In my mind, anything that gives judges the power to use their own discretion in weighing the evidence and circumstances on their own rather than by following some preordained schedule enacted by reactionary legislators is better.

HB306 – RESTORING JUDICIAL DISCRETION.
SPONSORS: J.Johnson, McDowell, Henry, Townsend, Longhurst, Heffernan, Lynn, Potter, Brady, Paradee
YES VOTES:
NO VOTES:
ABSENT:
NOT VOTING:
HISTORY: House Judiciary 1/23/18
STATUS: Waiting on consideration in committee

The second bill, HB307, would repeal and remove all minimum-mandatory sentencing schemes for juveniles adjudicated delinquent in Family Court.  A recent US Supreme Court decision, Miller v. Alabama, prohibited mandatory life sentences without parole for juveniles because “children are constitutionally different from adults for sentencing purposes.”   Further, medical and scientific research has proven that an adolescent’s brain is not fully developed until his/her mid-twenties which makes juveniles especially prone to making poor choices. This bill will still provide Family Court judges and commissioners with the ability to impose a commitment to a DSCYF secure placement, but these judges and commissioners would now have the ability to exercise their judicial discretion to fashion an appropriate sentence for an individual juvenile.

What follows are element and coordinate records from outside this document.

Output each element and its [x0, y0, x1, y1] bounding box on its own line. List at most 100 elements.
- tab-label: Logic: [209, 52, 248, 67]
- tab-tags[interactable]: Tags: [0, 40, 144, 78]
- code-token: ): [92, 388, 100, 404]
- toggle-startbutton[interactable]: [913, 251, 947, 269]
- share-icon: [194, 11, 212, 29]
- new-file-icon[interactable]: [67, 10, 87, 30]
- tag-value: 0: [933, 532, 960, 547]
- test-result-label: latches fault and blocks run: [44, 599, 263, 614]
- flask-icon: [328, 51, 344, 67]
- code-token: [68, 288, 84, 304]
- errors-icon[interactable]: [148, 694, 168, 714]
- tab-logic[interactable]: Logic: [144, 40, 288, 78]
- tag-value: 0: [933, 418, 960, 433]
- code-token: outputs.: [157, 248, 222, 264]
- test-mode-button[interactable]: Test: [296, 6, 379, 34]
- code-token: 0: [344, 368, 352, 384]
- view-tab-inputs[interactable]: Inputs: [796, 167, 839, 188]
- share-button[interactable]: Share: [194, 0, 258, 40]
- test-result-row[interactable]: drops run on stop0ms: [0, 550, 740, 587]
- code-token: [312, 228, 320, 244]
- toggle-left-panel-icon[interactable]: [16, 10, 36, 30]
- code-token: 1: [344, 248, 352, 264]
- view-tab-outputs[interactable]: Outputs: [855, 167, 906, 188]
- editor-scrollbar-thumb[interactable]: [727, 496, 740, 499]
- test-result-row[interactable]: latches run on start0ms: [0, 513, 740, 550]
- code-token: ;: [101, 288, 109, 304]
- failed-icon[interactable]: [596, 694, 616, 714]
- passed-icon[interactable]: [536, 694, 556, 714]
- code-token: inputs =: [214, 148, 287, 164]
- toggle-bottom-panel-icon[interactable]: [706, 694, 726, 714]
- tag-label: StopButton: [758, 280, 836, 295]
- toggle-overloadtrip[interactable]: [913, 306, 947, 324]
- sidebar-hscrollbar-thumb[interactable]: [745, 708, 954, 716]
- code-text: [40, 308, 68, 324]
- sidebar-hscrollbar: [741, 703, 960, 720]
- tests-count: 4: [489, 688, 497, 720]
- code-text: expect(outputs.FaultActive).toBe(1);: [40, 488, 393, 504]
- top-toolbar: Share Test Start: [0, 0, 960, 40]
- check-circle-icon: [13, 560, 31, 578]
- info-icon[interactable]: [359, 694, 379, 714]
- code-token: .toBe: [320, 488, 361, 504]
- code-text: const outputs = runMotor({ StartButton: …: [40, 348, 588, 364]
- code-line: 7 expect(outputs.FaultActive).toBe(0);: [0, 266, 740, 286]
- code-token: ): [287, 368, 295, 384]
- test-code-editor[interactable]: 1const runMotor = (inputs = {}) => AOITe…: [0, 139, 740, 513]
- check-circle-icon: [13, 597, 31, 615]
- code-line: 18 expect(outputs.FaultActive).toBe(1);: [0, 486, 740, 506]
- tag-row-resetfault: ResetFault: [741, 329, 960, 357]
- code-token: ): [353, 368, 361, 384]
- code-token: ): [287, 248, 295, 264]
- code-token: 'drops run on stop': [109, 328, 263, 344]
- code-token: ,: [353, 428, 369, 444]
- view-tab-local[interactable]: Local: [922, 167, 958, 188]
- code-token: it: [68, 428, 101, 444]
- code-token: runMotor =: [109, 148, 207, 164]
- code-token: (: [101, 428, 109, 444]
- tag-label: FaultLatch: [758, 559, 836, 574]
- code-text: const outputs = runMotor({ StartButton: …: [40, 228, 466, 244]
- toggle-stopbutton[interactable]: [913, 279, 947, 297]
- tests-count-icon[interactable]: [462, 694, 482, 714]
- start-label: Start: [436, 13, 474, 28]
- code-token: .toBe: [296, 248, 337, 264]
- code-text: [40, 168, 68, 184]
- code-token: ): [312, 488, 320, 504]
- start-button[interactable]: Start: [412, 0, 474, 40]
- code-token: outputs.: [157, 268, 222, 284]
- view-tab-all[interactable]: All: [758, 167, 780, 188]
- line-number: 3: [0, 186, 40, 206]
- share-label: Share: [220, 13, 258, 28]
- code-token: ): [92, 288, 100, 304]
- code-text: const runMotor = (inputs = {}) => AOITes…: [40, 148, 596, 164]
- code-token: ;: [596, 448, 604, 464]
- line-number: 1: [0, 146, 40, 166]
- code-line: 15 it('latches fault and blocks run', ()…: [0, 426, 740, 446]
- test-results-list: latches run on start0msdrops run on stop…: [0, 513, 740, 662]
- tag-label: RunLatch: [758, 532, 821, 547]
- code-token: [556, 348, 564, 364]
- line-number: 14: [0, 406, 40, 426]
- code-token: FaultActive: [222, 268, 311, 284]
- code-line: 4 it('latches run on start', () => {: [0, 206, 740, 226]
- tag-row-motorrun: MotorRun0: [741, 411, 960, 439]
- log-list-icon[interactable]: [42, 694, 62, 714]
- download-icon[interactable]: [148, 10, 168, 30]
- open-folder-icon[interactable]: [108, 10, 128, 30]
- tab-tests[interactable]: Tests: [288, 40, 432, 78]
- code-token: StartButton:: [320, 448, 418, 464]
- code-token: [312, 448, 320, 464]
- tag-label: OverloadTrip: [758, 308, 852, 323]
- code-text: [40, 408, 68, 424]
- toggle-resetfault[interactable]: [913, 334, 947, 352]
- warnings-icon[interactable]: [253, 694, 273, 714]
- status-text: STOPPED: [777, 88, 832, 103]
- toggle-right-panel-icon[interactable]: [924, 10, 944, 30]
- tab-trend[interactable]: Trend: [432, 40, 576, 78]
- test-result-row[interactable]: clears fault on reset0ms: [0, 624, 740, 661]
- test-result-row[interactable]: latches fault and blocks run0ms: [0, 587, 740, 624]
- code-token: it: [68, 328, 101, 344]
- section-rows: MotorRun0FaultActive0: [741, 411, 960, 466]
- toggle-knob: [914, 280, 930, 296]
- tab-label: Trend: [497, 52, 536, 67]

HB307 – NO MANDATORY MINIMUM SENTENCES FOR JUVENILES.
SPONSORS: J.Johnson, McDowell, Henry, Townsend, Longhurst, Heffernan, Lynn, Potter, Brady, Paradee
YES VOTES:
NO VOTES:
ABSENT:
NOT VOTING:
HISTORY: House Judiciary 1/23/18
STATUS: Waiting on consideration in committee

1 comment on “HB306 – Restoring Judicial Discretion and HB307 – No Mandatory Minimum Sentences for Juveniles

  1. elizabeth

    Ferris is run by ex cops..who oversees that facility to assure those juveniles are in fact safe and secure? Those who have been released speak of bedllam, chaos and violence behind the scene.